Kirchenkrise: Priester, Familien und Berufungen

Quelle: Distrikt Deutschland

Ein Interview von Pater Massimo Sbicego mit Pater du Chalard

Pater Emmanuel du Chalard de Taveau wurde 1976 von Msgr. Marcel Lefebvre zum katholischen Priester geweiht. Der Erzbischof sandte ihn nach Italien, wo „Don Emmanuele“ seitdem in der Seelsorge wirkt, publizistisch tätig ist und seit fast dreißig Jahren die diskrete Verbindung der Bruderschaft zum Vatikan gewährleistet. Er ist auch geistlicher Begleiter der „Trösterinnen des heiligsten Herzens Jesu“, einer kleinen Frauenkongregation in Vigne bei Terni (Umbrien), die ein Missionswaisenhaus in Indien unterhält.
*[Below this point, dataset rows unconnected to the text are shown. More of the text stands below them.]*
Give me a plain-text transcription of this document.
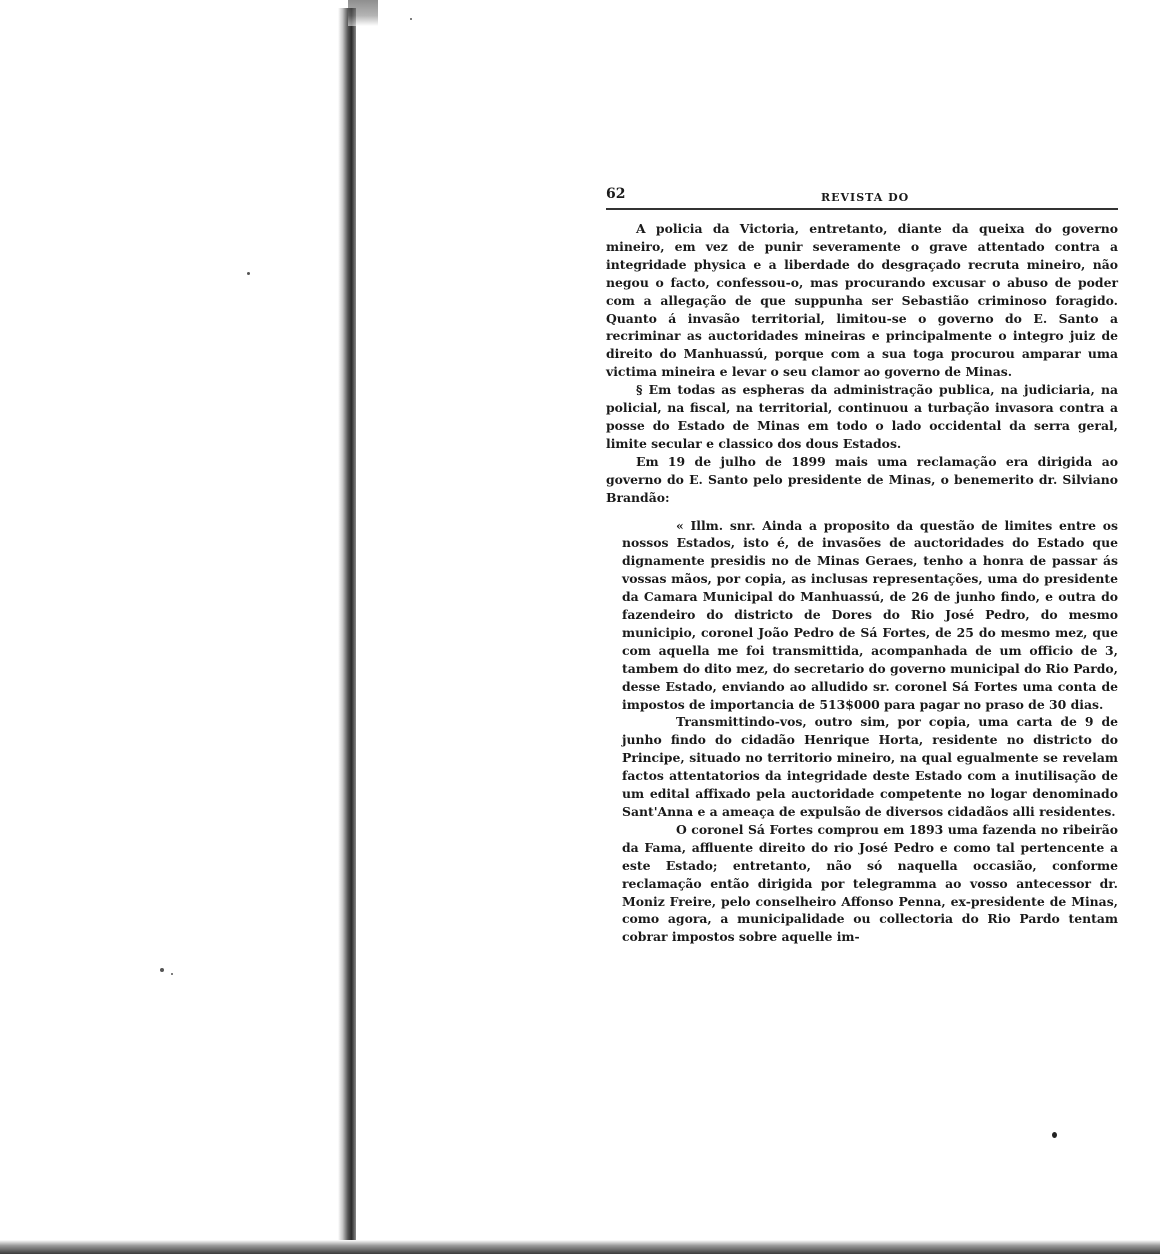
62	REVISTA DO

A policia da Victoria, entretanto, diante da queixa do governo mineiro, em vez de punir severamente o grave attentado contra a integridade physica e a liberdade do desgraçado recruta mineiro, não negou o facto, confessou-o, mas procurando excusar o abuso de poder com a allegação de que suppunha ser Sebastião criminoso foragido. Quanto á invasão territorial, limitou-se o governo do E. Santo a recriminar as auctoridades mineiras e principalmente o integro juiz de direito do Manhuassú, porque com a sua toga procurou amparar uma victima mineira e levar o seu clamor ao governo de Minas.

§ Em todas as espheras da administração publica, na judiciaria, na policial, na fiscal, na territorial, continuou a turbação invasora contra a posse do Estado de Minas em todo o lado occidental da serra geral, limite secular e classico dos dous Estados.

Em 19 de julho de 1899 mais uma reclamação era dirigida ao governo do E. Santo pelo presidente de Minas, o benemerito dr. Silviano Brandão:

« Illm. snr. Ainda a proposito da questão de limites entre os nossos Estados, isto é, de invasões de auctoridades do Estado que dignamente presidis no de Minas Geraes, tenho a honra de passar ás vossas mãos, por copia, as inclusas representações, uma do presidente da Camara Municipal do Manhuassú, de 26 de junho findo, e outra do fazendeiro do districto de Dores do Rio José Pedro, do mesmo municipio, coronel João Pedro de Sá Fortes, de 25 do mesmo mez, que com aquella me foi transmittida, acompanhada de um officio de 3, tambem do dito mez, do secretario do governo municipal do Rio Pardo, desse Estado, enviando ao alludido sr. coronel Sá Fortes uma conta de impostos de importancia de 513$000 para pagar no praso de 30 dias.

Transmittindo-vos, outro sim, por copia, uma carta de 9 de junho findo do cidadão Henrique Horta, residente no districto do Principe, situado no territorio mineiro, na qual egualmente se revelam factos attentatorios da integridade deste Estado com a inutilisação de um edital affixado pela auctoridade competente no logar denominado Sant'Anna e a ameaça de expulsão de diversos cidadãos alli residentes.

O coronel Sá Fortes comprou em 1893 uma fazenda no ribeirão da Fama, affluente direito do rio José Pedro e como tal pertencente a este Estado; entretanto, não só naquella occasião, conforme reclamação então dirigida por telegramma ao vosso antecessor dr. Moniz Freire, pelo conselheiro Affonso Penna, ex-presidente de Minas, como agora, a municipalidade ou collectoria do Rio Pardo tentam cobrar impostos sobre aquelle im-
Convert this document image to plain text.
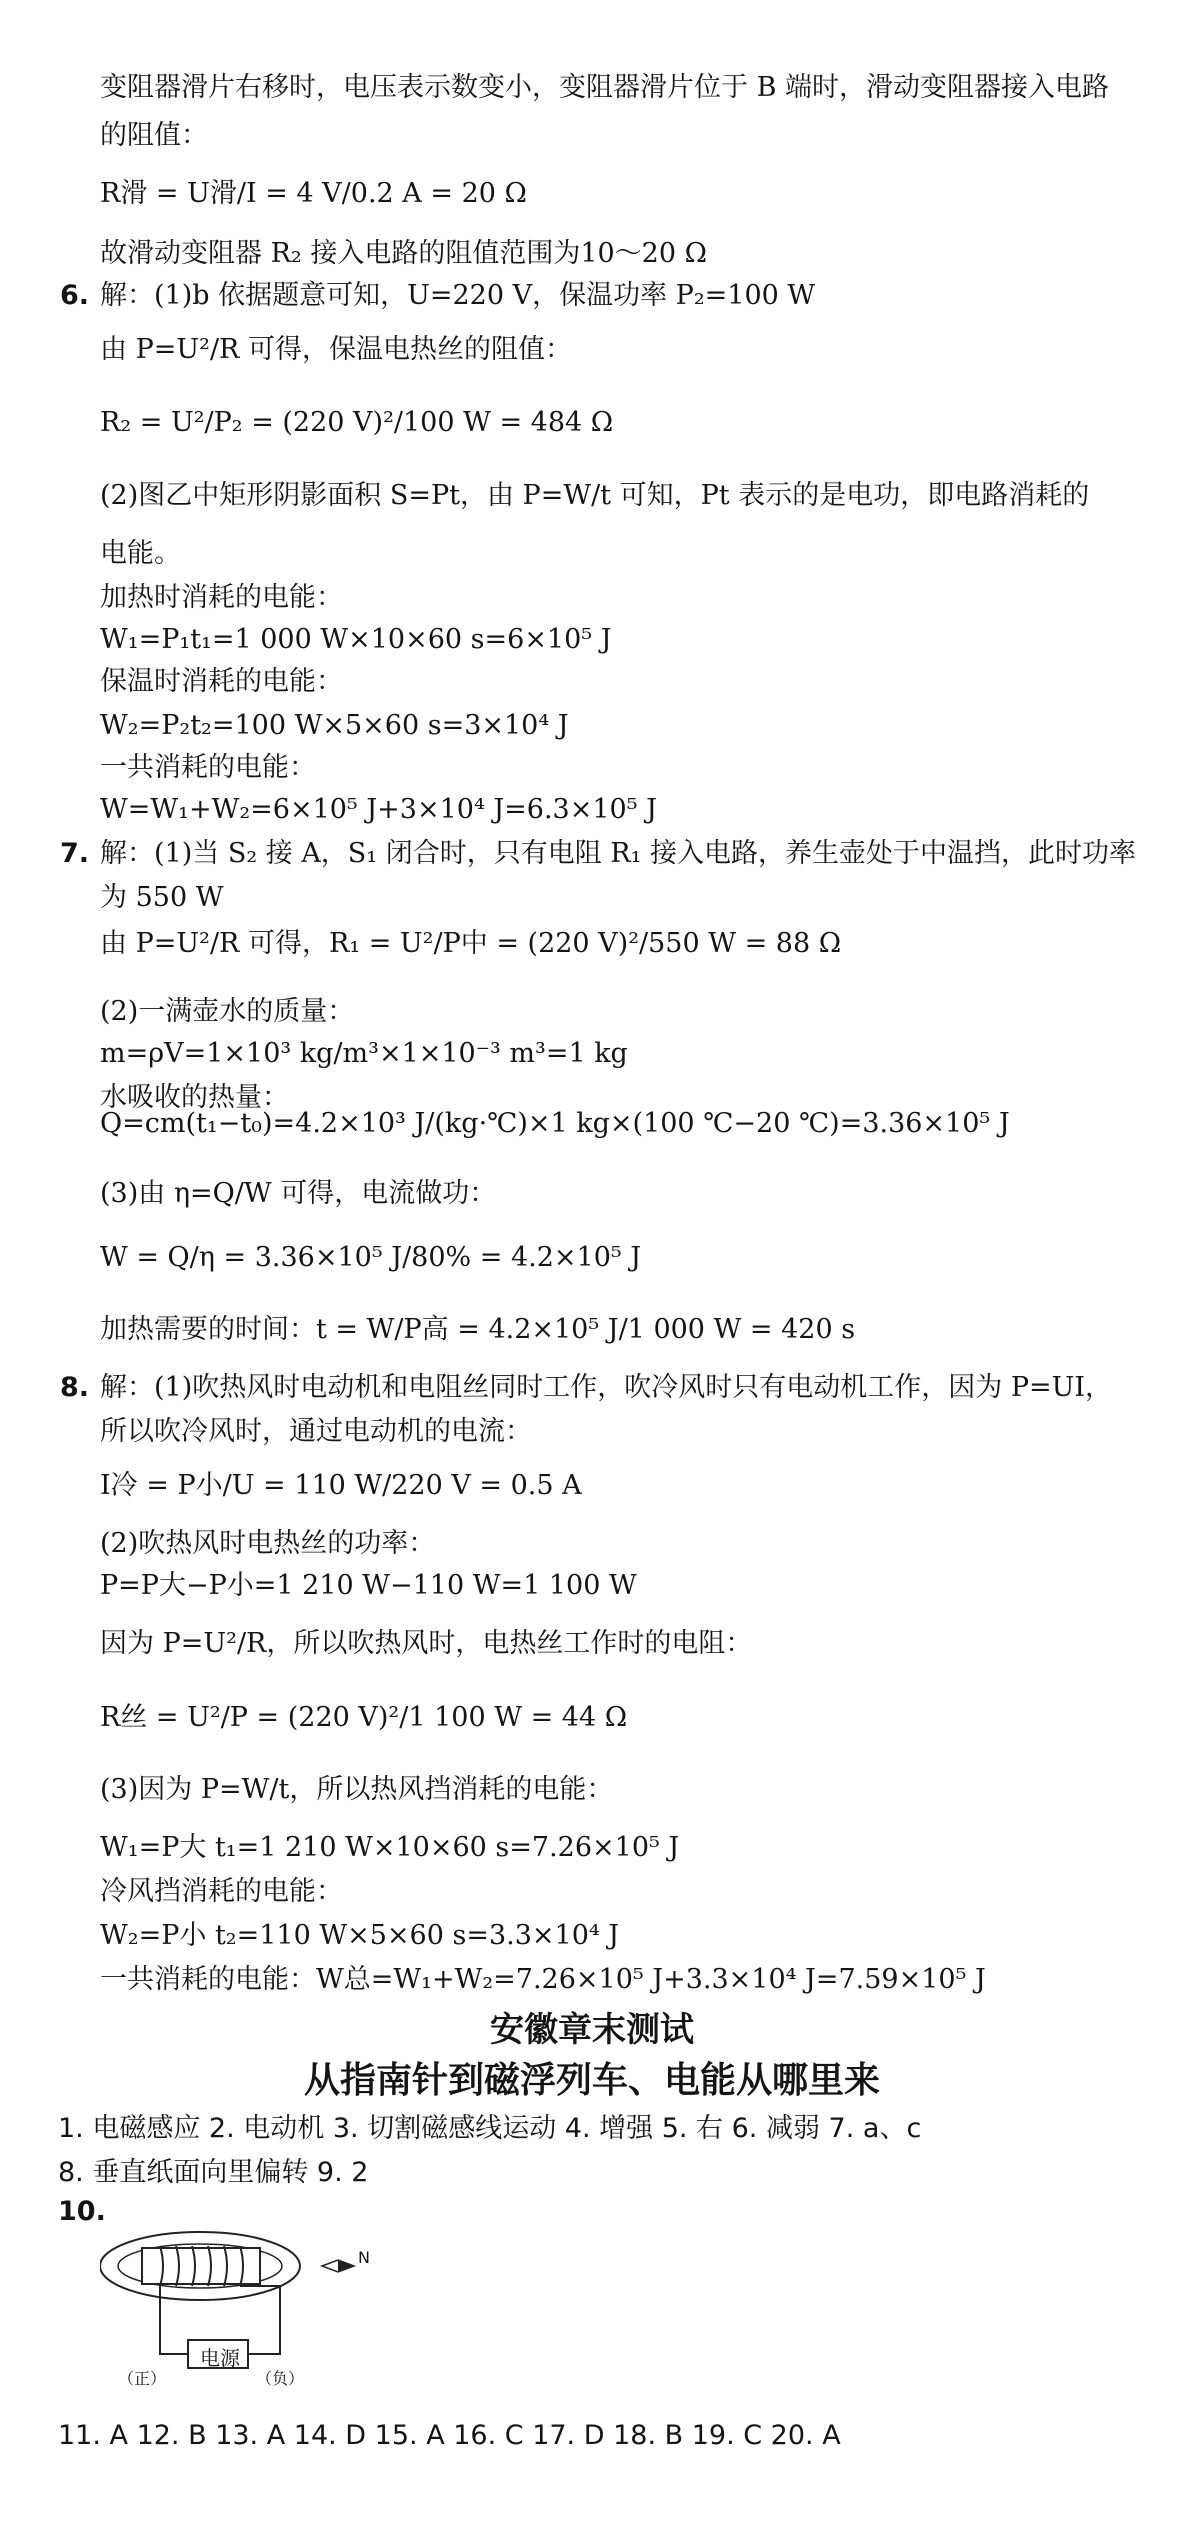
变阻器滑片右移时，电压表示数变小，变阻器滑片位于 B 端时，滑动变阻器接入电路
的阻值：
R滑 = U滑/I = 4 V/0.2 A = 20 Ω
故滑动变阻器 R₂ 接入电路的阻值范围为10～20 Ω
6. 解：(1)b 依据题意可知，U=220 V，保温功率 P₂=100 W
由 P=U²/R 可得，保温电热丝的阻值：
R₂ = U²/P₂ = (220 V)²/100 W = 484 Ω
(2)图乙中矩形阴影面积 S=Pt，由 P=W/t 可知，Pt 表示的是电功，即电路消耗的
电能。
加热时消耗的电能：
W₁=P₁t₁=1 000 W×10×60 s=6×10⁵ J
保温时消耗的电能：
W₂=P₂t₂=100 W×5×60 s=3×10⁴ J
一共消耗的电能：
W=W₁+W₂=6×10⁵ J+3×10⁴ J=6.3×10⁵ J
7. 解：(1)当 S₂ 接 A，S₁ 闭合时，只有电阻 R₁ 接入电路，养生壶处于中温挡，此时功率
为 550 W
由 P=U²/R 可得，R₁ = U²/P中 = (220 V)²/550 W = 88 Ω
(2)一满壶水的质量：
m=ρV=1×10³ kg/m³×1×10⁻³ m³=1 kg
水吸收的热量：
Q=cm(t₁−t₀)=4.2×10³ J/(kg·℃)×1 kg×(100 ℃−20 ℃)=3.36×10⁵ J
(3)由 η=Q/W 可得，电流做功：
W = Q/η = 3.36×10⁵ J/80% = 4.2×10⁵ J
加热需要的时间：t = W/P高 = 4.2×10⁵ J/1 000 W = 420 s
8. 解：(1)吹热风时电动机和电阻丝同时工作，吹冷风时只有电动机工作，因为 P=UI，
所以吹冷风时，通过电动机的电流：
I冷 = P小/U = 110 W/220 V = 0.5 A
(2)吹热风时电热丝的功率：
P=P大−P小=1 210 W−110 W=1 100 W
因为 P=U²/R，所以吹热风时，电热丝工作时的电阻：
R丝 = U²/P = (220 V)²/1 100 W = 44 Ω
(3)因为 P=W/t，所以热风挡消耗的电能：
W₁=P大 t₁=1 210 W×10×60 s=7.26×10⁵ J
冷风挡消耗的电能：
W₂=P小 t₂=110 W×5×60 s=3.3×10⁴ J
一共消耗的电能：W总=W₁+W₂=7.26×10⁵ J+3.3×10⁴ J=7.59×10⁵ J
安徽章末测试
从指南针到磁浮列车、电能从哪里来
1. 电磁感应 2. 电动机 3. 切割磁感线运动 4. 增强 5. 右 6. 减弱 7. a、c
8. 垂直纸面向里偏转 9. 2
10.
电源
（正）	（负）
N
11. A 12. B 13. A 14. D 15. A 16. C 17. D 18. B 19. C 20. A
Vor kurzem hatte ich die Gelegenheit, ein Interview mit Pater Emmanuel du Chalard zu führen und ihm einige Fragen, die noch immer von großem Interesse sind, zu stellen: über Erzbischof Lefebvre und der Priesterschaft; die Krise der Männer der Kirche; die Franziskaner der Immaculata und der weibliche Zweig des gleichen Ordens. Aber auch über die Mission in Asien und das traditionelle religiöse Leben. Ich möchte michbei ihm für seine Großzügigkeit bei der Beantwortung meiner Fragen bedanken, obwohl er zum Zeitpunkt des Interviews kurz vor der Abreise nach Indien war.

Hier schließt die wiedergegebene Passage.